Along the way, I’ve also learned from some unbelieveable coaches. Beyond Coach Sanford, I’ve also had the chance to work with – and learn from – Craig Stamford and Matt Fox and Melissa White and Jackie Rodgers and Steve Cochran and Jeff Wirth (whom I mistakenly forgot to include on this list) and Rob Theissen and many, many more. To see everyone pull together at a meet is something special. I can assure you that these coaches have made me much better in the process — and I’m indebted to each of them.
And this brings me to yesterday at the Pennsylvania State Indoor Track and Field Championships. Going in to the meet, Courtney was seeded 4th, behind Bridget Guy and two other young ladies from the eastern part of the state. If you know ANYTHING about the Pole Vault, then you know that the event is a ton of fun to watch, but you also know that there are a TON of things that can go wrong. Yesterday, just about everything went right for Courtney. She was clean through 12’6″, meaning that she had no misses.
Courtney’s 12′ attempt
Courtney’s 3rd attempt at 12’6″
And because she had no misses until 12’6″, she emerged as the 2014 Indoor State Champion in the Pole Vault. It was just an awesome feeling to know that this kid who has worked incredibly hard would get to see that hard work paying off. That’s the ultimate reward as a coach – to see that an athlete gets to see this payback for all of the hard work – and I can assure you, having been there for many of those hours, she’s worked incredibly hard.
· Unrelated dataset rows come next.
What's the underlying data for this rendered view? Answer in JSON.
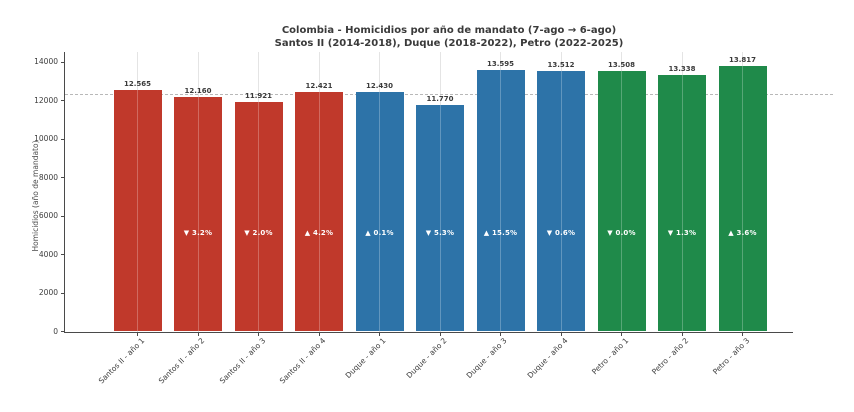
{
  "chart_data": {
    "type": "bar",
    "title": "Colombia - Homicidios por año de mandato (7-ago → 6-ago)",
    "subtitle": "Santos II (2014-2018), Duque (2018-2022), Petro (2022-2025)",
    "ylabel": "Homicidios (año de mandato)",
    "ylim": [
      0,
      14000
    ],
    "yticks": [
      0,
      2000,
      4000,
      6000,
      8000,
      10000,
      12000,
      14000
    ],
    "grid": {
      "vertical_category_lines": true,
      "horizontal_lines": false
    },
    "legend": false,
    "reference_line": {
      "value": 12300,
      "style": "dashed",
      "estimated": true
    },
    "categories": [
      "Santos II - año 1",
      "Santos II - año 2",
      "Santos II - año 3",
      "Santos II - año 4",
      "Duque - año 1",
      "Duque - año 2",
      "Duque - año 3",
      "Duque - año 4",
      "Petro - año 1",
      "Petro - año 2",
      "Petro - año 3"
    ],
    "values": [
      12565,
      12160,
      11921,
      12421,
      12430,
      11770,
      13595,
      13512,
      13508,
      13338,
      13817
    ],
    "bar_value_labels": [
      "12.565",
      "12.160",
      "11.921",
      "12.421",
      "12.430",
      "11.770",
      "13.595",
      "13.512",
      "13.508",
      "13.338",
      "13.817"
    ],
    "pct_change_labels": [
      "",
      "▼ 3.2%",
      "▼ 2.0%",
      "▲ 4.2%",
      "▲ 0.1%",
      "▼ 5.3%",
      "▲ 15.5%",
      "▼ 0.6%",
      "▼ 0.0%",
      "▼ 1.3%",
      "▲ 3.6%"
    ],
    "groups": [
      {
        "name": "Santos II",
        "color": "#c0392b"
      },
      {
        "name": "Duque",
        "color": "#2d73a8"
      },
      {
        "name": "Petro",
        "color": "#1f8a4a"
      }
    ],
    "bar_group_index": [
      0,
      0,
      0,
      0,
      1,
      1,
      1,
      1,
      2,
      2,
      2
    ]
  },
  "colors": {
    "background": "#ffffff",
    "spine": "#4a4a4a",
    "grid": "#e4e4e4",
    "title_text": "#3a3a3a",
    "tick_text": "#3c3c3c",
    "value_label_text": "#3a3a3a",
    "pct_label_text": "#ffffff",
    "reference_line": "#b8b8b8"
  }
}
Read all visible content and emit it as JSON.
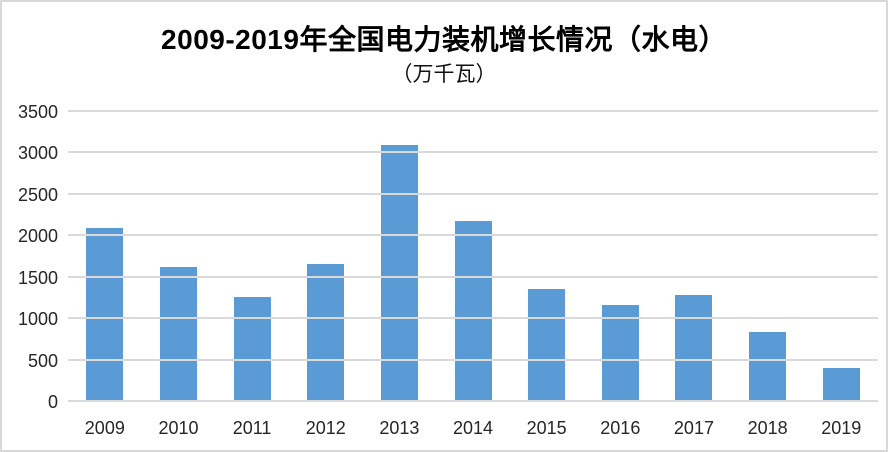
{
  "chart_data": {
    "type": "bar",
    "title": "2009-2019年全国电力装机增长情况（水电）",
    "subtitle": "（万千瓦）",
    "unit": "万千瓦",
    "categories": [
      "2009",
      "2010",
      "2011",
      "2012",
      "2013",
      "2014",
      "2015",
      "2016",
      "2017",
      "2018",
      "2019"
    ],
    "values": [
      2100,
      1630,
      1270,
      1670,
      3100,
      2180,
      1370,
      1170,
      1290,
      850,
      415
    ],
    "xlabel": "",
    "ylabel": "",
    "ylim": [
      0,
      3500
    ],
    "yticks": [
      0,
      500,
      1000,
      1500,
      2000,
      2500,
      3000,
      3500
    ],
    "grid": true,
    "legend_position": "none",
    "bar_color": "#5B9BD5",
    "gridline_color": "#D9D9D9",
    "axis_text_color": "#262626",
    "title_color": "#000000",
    "frame_border_color": "#D8D8D8"
  }
}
Place winners in the 2014 PA State Indoor Championships Pole Vault.
Courtney being interviewed by Phil Grove for PennTrack.
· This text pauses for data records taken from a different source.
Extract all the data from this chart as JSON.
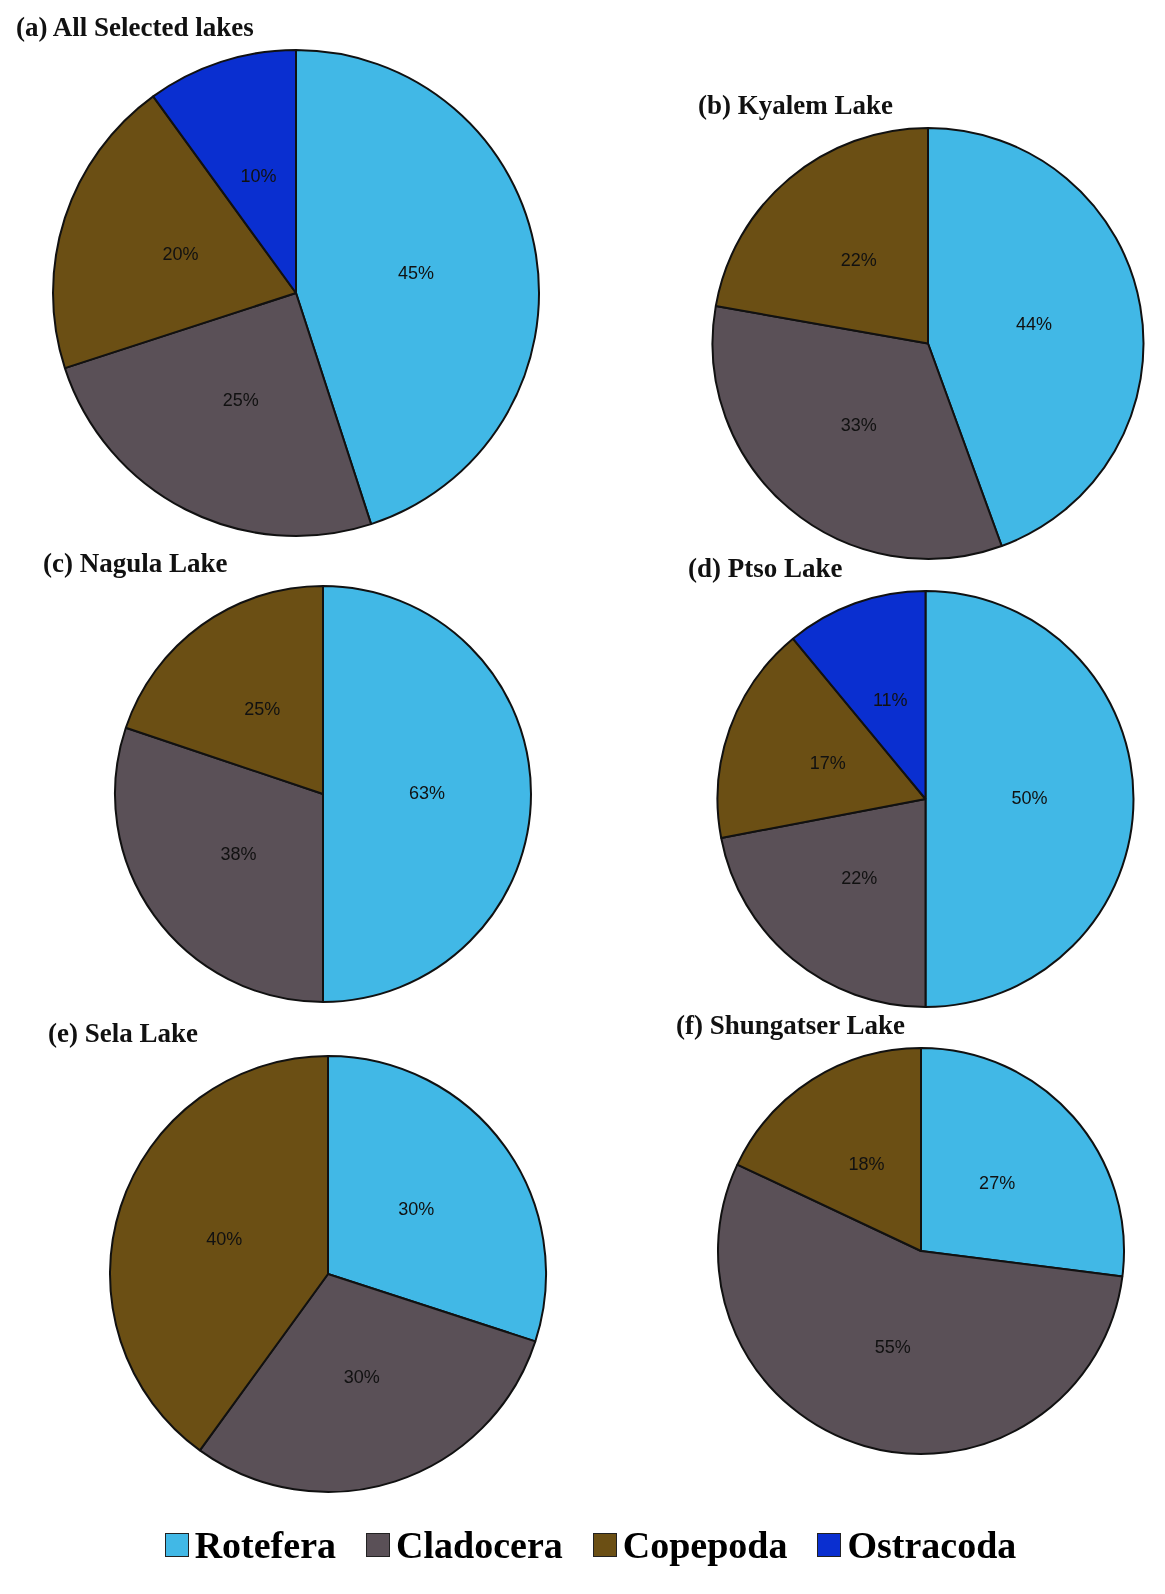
{
  "chart_data": [
    {
      "type": "pie",
      "title": "(a)  All Selected lakes",
      "categories": [
        "Rotefera",
        "Cladocera",
        "Copepoda",
        "Ostracoda"
      ],
      "values": [
        45,
        25,
        20,
        10
      ],
      "value_labels": [
        "45%",
        "25%",
        "20%",
        "10%"
      ],
      "colors": [
        "#41b8e6",
        "#5a5057",
        "#6b4f14",
        "#0a2fd0"
      ],
      "legend": "bottom"
    },
    {
      "type": "pie",
      "title": "(b)  Kyalem Lake",
      "categories": [
        null,
        null,
        null
      ],
      "values": [
        44,
        33,
        22
      ],
      "value_labels": [
        "44%",
        "33%",
        "22%"
      ],
      "colors": [
        "#41b8e6",
        "#5a5057",
        "#6b4f14"
      ]
    },
    {
      "type": "pie",
      "title": "(c)  Nagula Lake",
      "categories": [
        null,
        null,
        null
      ],
      "values": [
        63,
        38,
        25
      ],
      "value_labels": [
        "63%",
        "38%",
        "25%"
      ],
      "colors": [
        "#41b8e6",
        "#5a5057",
        "#6b4f14"
      ]
    },
    {
      "type": "pie",
      "title": "(d)  Ptso Lake",
      "categories": [
        null,
        null,
        null,
        null
      ],
      "values": [
        50,
        22,
        17,
        11
      ],
      "value_labels": [
        "50%",
        "22%",
        "17%",
        "11%"
      ],
      "colors": [
        "#41b8e6",
        "#5a5057",
        "#6b4f14",
        "#0a2fd0"
      ]
    },
    {
      "type": "pie",
      "title": "(e)  Sela Lake",
      "categories": [
        null,
        null,
        null
      ],
      "values": [
        30,
        30,
        40
      ],
      "value_labels": [
        "30%",
        "30%",
        "40%"
      ],
      "colors": [
        "#41b8e6",
        "#5a5057",
        "#6b4f14"
      ]
    },
    {
      "type": "pie",
      "title": "(f)  Shungatser Lake",
      "categories": [
        null,
        null,
        null
      ],
      "values": [
        27,
        55,
        18
      ],
      "value_labels": [
        "27%",
        "55%",
        "18%"
      ],
      "colors": [
        "#41b8e6",
        "#5a5057",
        "#6b4f14"
      ]
    }
  ]
}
As great as it was to celebrate the victory with Courtney, one of the best things about it was to see her being congratulated by so many different people – people who were genuinely happy for her. And that includes Bridget, who got 2nd place and was the first to congratulate Court on the win. I’ve had the chance to work with Bridget, and I’ve gotten to know her through this process, so I can attest to what kind of a young lady she is, but I can assure you that it’s a great thing to see this happen. So many people in other events and other sports wouldn’t dream of acting as classy as Bridget did and does.
Sometimes, as coaches, we think that we’re the ones imparting the wisdom. It’s not that hard to figure out that it’s the other way around most of the time and we are truly lucky to be along for the ride.